Second, understand your power

ONC’s direct policy levers will not have as much weight in the next few years as they have had previously. Yes, ONC regulates electronic health record (EHR) certification — but the technology ecosystem we need now is far broader than just EHRs. Yes, ONC sets the policies for information blocking — but in coming years, the key factors will be whether the HHS Office of the Inspector General meaningfully enforces the policies already set and whether CMS establishes penalties for providers.

The power of ONC lies in its coordination — meaning its partnership and collaboration with sister agencies to achieve shared outcomes and its ability to engage and guide change in the broader technology ecosystem. In the past, when ONC has attempted to take bold steps without strong alignment with peer agencies that hold the bigger policy levers and budgets, progress has been slow.

The White House can support and reinforce this critical coordination work. During the HITECH Era, ONC co-led a White House task force on health information technology. The task force brought together the Veterans Administration, the Department of Defense, the Commerce Department, and multiple HHS agencies to set an ambitious strategy for aligned progress in electronic health record adoption using all the powers of government. The same structure is needed now to design and build a modern public health data infrastructure for states and the nation.
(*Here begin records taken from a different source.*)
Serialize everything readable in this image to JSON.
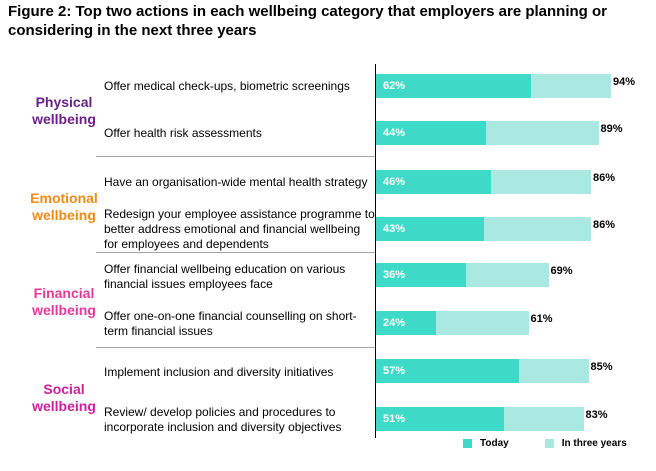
{
  "title": "Figure 2: Top two actions in each wellbeing category that employers are planning or considering in the next three years",
  "colors": {
    "today": "#3fd9c7",
    "future": "#a9e9e1",
    "physical": "#6b1f8a",
    "emotional": "#f08a16",
    "financial": "#e5399a",
    "social": "#cc1f9e"
  },
  "categories": [
    {
      "label_line1": "Physical",
      "label_line2": "wellbeing"
    },
    {
      "label_line1": "Emotional",
      "label_line2": "wellbeing"
    },
    {
      "label_line1": "Financial",
      "label_line2": "wellbeing"
    },
    {
      "label_line1": "Social",
      "label_line2": "wellbeing"
    }
  ],
  "legend": {
    "today": "Today",
    "future": "In three years"
  },
  "chart_data": {
    "type": "bar",
    "orientation": "horizontal",
    "categories": [
      "Offer medical check-ups, biometric screenings",
      "Offer health risk assessments",
      "Have an organisation-wide mental health strategy",
      "Redesign your employee assistance programme to better address emotional and financial wellbeing for employees and dependents",
      "Offer financial wellbeing education on various financial issues employees face",
      "Offer one-on-one financial counselling on short-term financial issues",
      "Implement inclusion and diversity initiatives",
      "Review/ develop policies and procedures to incorporate inclusion and diversity objectives"
    ],
    "series": [
      {
        "name": "Today",
        "values": [
          62,
          44,
          46,
          43,
          36,
          24,
          57,
          51
        ],
        "labels": [
          "62%",
          "44%",
          "46%",
          "43%",
          "36%",
          "24%",
          "57%",
          "51%"
        ]
      },
      {
        "name": "In three years",
        "values": [
          94,
          89,
          86,
          86,
          69,
          61,
          85,
          83
        ],
        "labels": [
          "94%",
          "89%",
          "86%",
          "86%",
          "69%",
          "61%",
          "85%",
          "83%"
        ]
      }
    ],
    "groups": [
      "Physical wellbeing",
      "Emotional wellbeing",
      "Financial wellbeing",
      "Social wellbeing"
    ],
    "xlim": [
      0,
      100
    ],
    "legend_position": "bottom-right",
    "grid": false
  }
}
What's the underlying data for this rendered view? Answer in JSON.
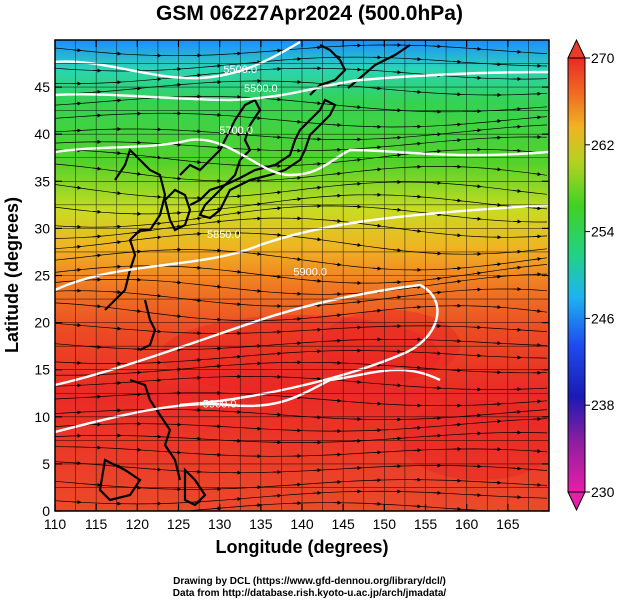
{
  "title": "GSM 06Z27Apr2024 (500.0hPa)",
  "x_axis": {
    "label": "Longitude (degrees)",
    "ticks": [
      "110",
      "115",
      "120",
      "125",
      "130",
      "135",
      "140",
      "145",
      "150",
      "155",
      "160",
      "165"
    ],
    "range": [
      110,
      170
    ]
  },
  "y_axis": {
    "label": "Latitude  (degrees)",
    "ticks": [
      "0",
      "5",
      "10",
      "15",
      "20",
      "25",
      "30",
      "35",
      "40",
      "45"
    ],
    "range": [
      0,
      50
    ]
  },
  "colorbar": {
    "ticks": [
      "230",
      "238",
      "246",
      "254",
      "262",
      "270"
    ],
    "range": [
      230,
      270
    ]
  },
  "contour_labels": [
    {
      "text": "5500.0",
      "lon": 132.5,
      "lat": 46.5
    },
    {
      "text": "5500.0",
      "lon": 135,
      "lat": 44.5
    },
    {
      "text": "5700.0",
      "lon": 132,
      "lat": 40
    },
    {
      "text": "5850.0",
      "lon": 130.5,
      "lat": 29
    },
    {
      "text": "5900.0",
      "lon": 141,
      "lat": 25
    },
    {
      "text": "5900.0",
      "lon": 130,
      "lat": 11
    }
  ],
  "credits": {
    "line1": "Drawing by DCL (https://www.gfd-dennou.org/library/dcl/)",
    "line2": "Data from http://database.rish.kyoto-u.ac.jp/arch/jmadata/"
  }
}
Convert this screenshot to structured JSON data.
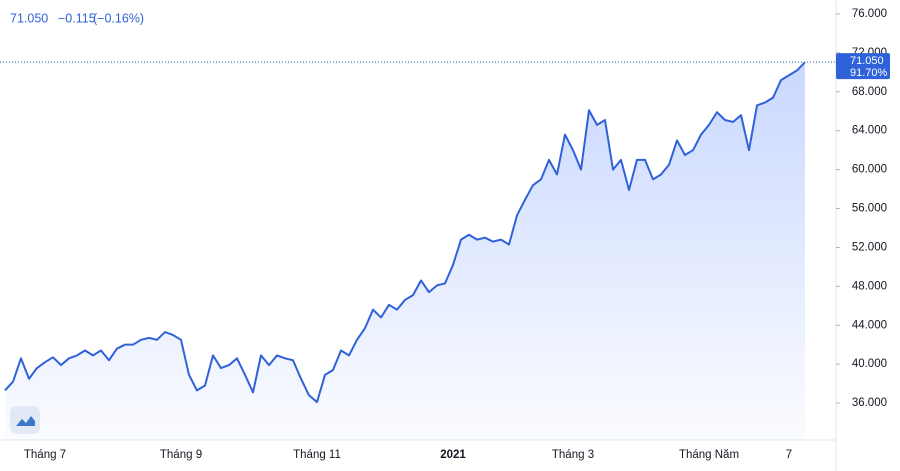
{
  "chart_data": {
    "type": "area",
    "legend_value": "71.050",
    "legend_change": "−0.115",
    "legend_change_pct": "(−0.16%)",
    "price_tag": "71.050",
    "percent_tag": "91.70%",
    "color": "#2f62d8",
    "categories": [
      null,
      null,
      null,
      null,
      null,
      "Tháng 7",
      null,
      null,
      null,
      null,
      null,
      null,
      null,
      null,
      null,
      null,
      null,
      null,
      null,
      null,
      null,
      null,
      "Tháng 9",
      null,
      null,
      null,
      null,
      null,
      null,
      null,
      null,
      null,
      null,
      null,
      null,
      null,
      null,
      null,
      null,
      "Tháng 11",
      null,
      null,
      null,
      null,
      null,
      null,
      null,
      null,
      null,
      null,
      null,
      null,
      null,
      null,
      null,
      null,
      "2021",
      null,
      null,
      null,
      null,
      null,
      null,
      null,
      null,
      null,
      null,
      null,
      null,
      null,
      null,
      "Tháng 3",
      null,
      null,
      null,
      null,
      null,
      null,
      null,
      null,
      null,
      null,
      null,
      null,
      null,
      null,
      null,
      null,
      "Tháng Năm",
      null,
      null,
      null,
      null,
      null,
      null,
      null,
      null,
      null,
      "7",
      null,
      null
    ],
    "values": [
      37.3,
      38.2,
      40.6,
      38.5,
      39.6,
      40.2,
      40.7,
      39.9,
      40.6,
      40.9,
      41.4,
      40.9,
      41.4,
      40.4,
      41.6,
      42.0,
      42.0,
      42.5,
      42.7,
      42.5,
      43.3,
      43.0,
      42.5,
      38.9,
      37.3,
      37.8,
      40.9,
      39.6,
      39.9,
      40.6,
      38.9,
      37.1,
      40.9,
      39.9,
      40.9,
      40.6,
      40.4,
      38.5,
      36.8,
      36.1,
      38.9,
      39.4,
      41.4,
      40.9,
      42.5,
      43.7,
      45.6,
      44.8,
      46.1,
      45.6,
      46.6,
      47.1,
      48.6,
      47.4,
      48.1,
      48.3,
      50.2,
      52.8,
      53.3,
      52.8,
      53.0,
      52.6,
      52.8,
      52.3,
      55.3,
      56.9,
      58.4,
      59.0,
      61.0,
      59.5,
      63.6,
      62.0,
      60.0,
      66.1,
      64.6,
      65.1,
      60.0,
      61.0,
      57.9,
      61.0,
      61.0,
      59.0,
      59.5,
      60.5,
      63.0,
      61.5,
      62.0,
      63.6,
      64.6,
      65.9,
      65.1,
      64.9,
      65.6,
      62.0,
      66.6,
      66.9,
      67.4,
      69.2,
      69.7,
      70.2,
      71.05
    ],
    "ylim": [
      32.2,
      77.44
    ],
    "yticks": [
      {
        "value": 36,
        "label": "36.000"
      },
      {
        "value": 40,
        "label": "40.000"
      },
      {
        "value": 44,
        "label": "44.000"
      },
      {
        "value": 48,
        "label": "48.000"
      },
      {
        "value": 52,
        "label": "52.000"
      },
      {
        "value": 56,
        "label": "56.000"
      },
      {
        "value": 60,
        "label": "60.000"
      },
      {
        "value": 64,
        "label": "64.000"
      },
      {
        "value": 68,
        "label": "68.000"
      },
      {
        "value": 72,
        "label": "72.000"
      },
      {
        "value": 76,
        "label": "76.000"
      }
    ]
  }
}
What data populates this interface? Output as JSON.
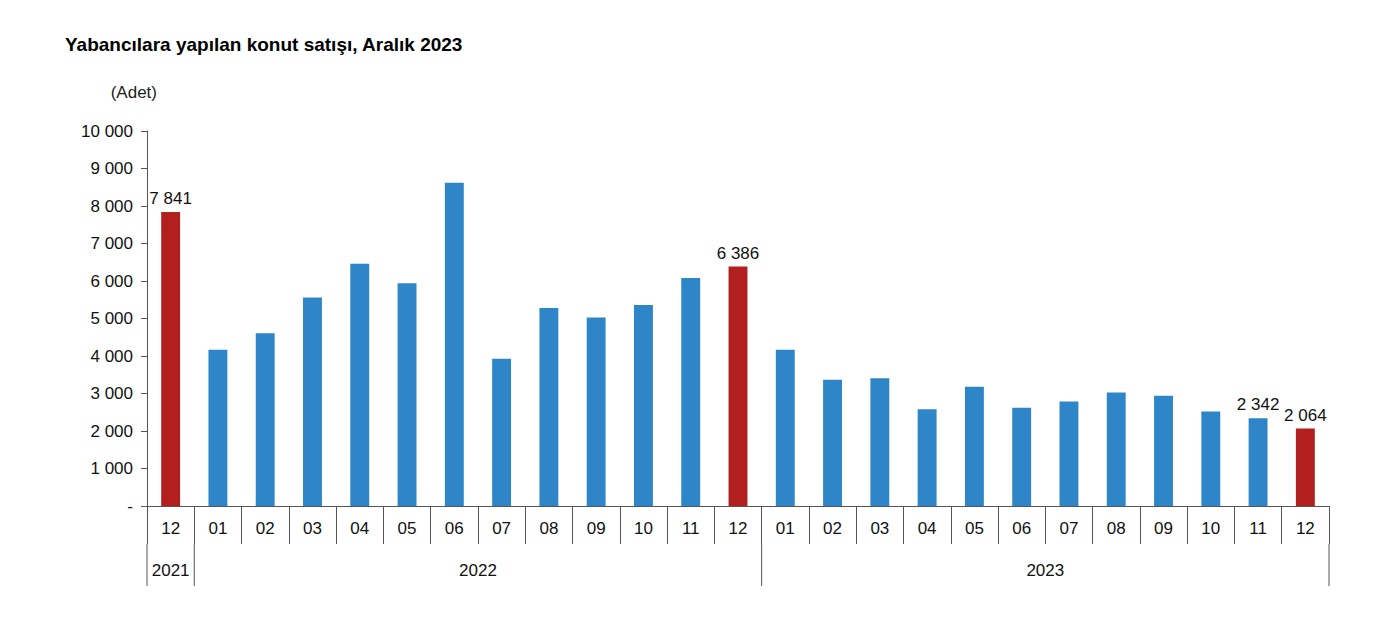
{
  "chart_data": {
    "type": "bar",
    "title": "Yabancılara yapılan konut satışı, Aralık 2023",
    "y_label": "(Adet)",
    "categories": [
      "12",
      "01",
      "02",
      "03",
      "04",
      "05",
      "06",
      "07",
      "08",
      "09",
      "10",
      "11",
      "12",
      "01",
      "02",
      "03",
      "04",
      "05",
      "06",
      "07",
      "08",
      "09",
      "10",
      "11",
      "12"
    ],
    "year_groups": [
      {
        "label": "2021",
        "count": 1
      },
      {
        "label": "2022",
        "count": 12
      },
      {
        "label": "2023",
        "count": 12
      }
    ],
    "values": [
      7841,
      4170,
      4610,
      5560,
      6460,
      5940,
      8620,
      3930,
      5280,
      5030,
      5360,
      6080,
      6386,
      4170,
      3370,
      3410,
      2580,
      3180,
      2620,
      2790,
      3030,
      2940,
      2520,
      2342,
      2064
    ],
    "value_labels": [
      "7 841",
      null,
      null,
      null,
      null,
      null,
      null,
      null,
      null,
      null,
      null,
      null,
      "6 386",
      null,
      null,
      null,
      null,
      null,
      null,
      null,
      null,
      null,
      null,
      "2 342",
      "2 064"
    ],
    "data_labels": true,
    "colors": [
      "#b21f1f",
      "#2e86c8",
      "#2e86c8",
      "#2e86c8",
      "#2e86c8",
      "#2e86c8",
      "#2e86c8",
      "#2e86c8",
      "#2e86c8",
      "#2e86c8",
      "#2e86c8",
      "#2e86c8",
      "#b21f1f",
      "#2e86c8",
      "#2e86c8",
      "#2e86c8",
      "#2e86c8",
      "#2e86c8",
      "#2e86c8",
      "#2e86c8",
      "#2e86c8",
      "#2e86c8",
      "#2e86c8",
      "#2e86c8",
      "#b21f1f"
    ],
    "ylim": [
      0,
      10000
    ],
    "yticks": [
      {
        "value": 0,
        "label": "-"
      },
      {
        "value": 1000,
        "label": "1 000"
      },
      {
        "value": 2000,
        "label": "2 000"
      },
      {
        "value": 3000,
        "label": "3 000"
      },
      {
        "value": 4000,
        "label": "4 000"
      },
      {
        "value": 5000,
        "label": "5 000"
      },
      {
        "value": 6000,
        "label": "6 000"
      },
      {
        "value": 7000,
        "label": "7 000"
      },
      {
        "value": 8000,
        "label": "8 000"
      },
      {
        "value": 9000,
        "label": "9 000"
      },
      {
        "value": 10000,
        "label": "10 000"
      }
    ],
    "grid": false
  }
}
Third, build blueprints, not just standards

We have seen that strong partnerships between state public health departments and robust state-based “health data utilities” such as Maryland’s CRISP, Indiana’s IHIE or Nebraska’s CyncHealth are a key component of a modern public health data infrastructure. Health data utilities aggregate clinical and claims data, match records, and clean and normalize information, helping their states track public health trends and identify and address gaps. Health data utilities will be indispensable partners to states seeking to:

  • Identify high-risk patients and populations that have not been vaccinated
  • Track breakout infections post vaccination
  • Plan for booster campaigns
  • Examine health system “catch up” on prevention and other needed services
  • Analyze vaccination equity efforts

Working hand in hand with a small number of states, existing data utilities, and federal partners, ONC can define the blueprints for these collaborations that can be adopted across the nation. This work will be more hands-on and cross-cutting than ONC’s recent standards development initiatives, requiring technical, governance, funding, and policy strategies. The results will be pragmatic and reusable road maps, governance models, technical guidance, open source modules, funding options, and supportive policies to scale this model to other states.

Tying it all together

Under the leadership of Micky Tripathi and with its expert team, ONC has an incredible opportunity to “improve the health and well-being of individuals and communities through the use of technology and health information.” To do so, it must be surgical in its priorities, effectively leverage its partnerships with agencies that have scale and resources, and collaboratively build the blueprints needed for public health data modernization.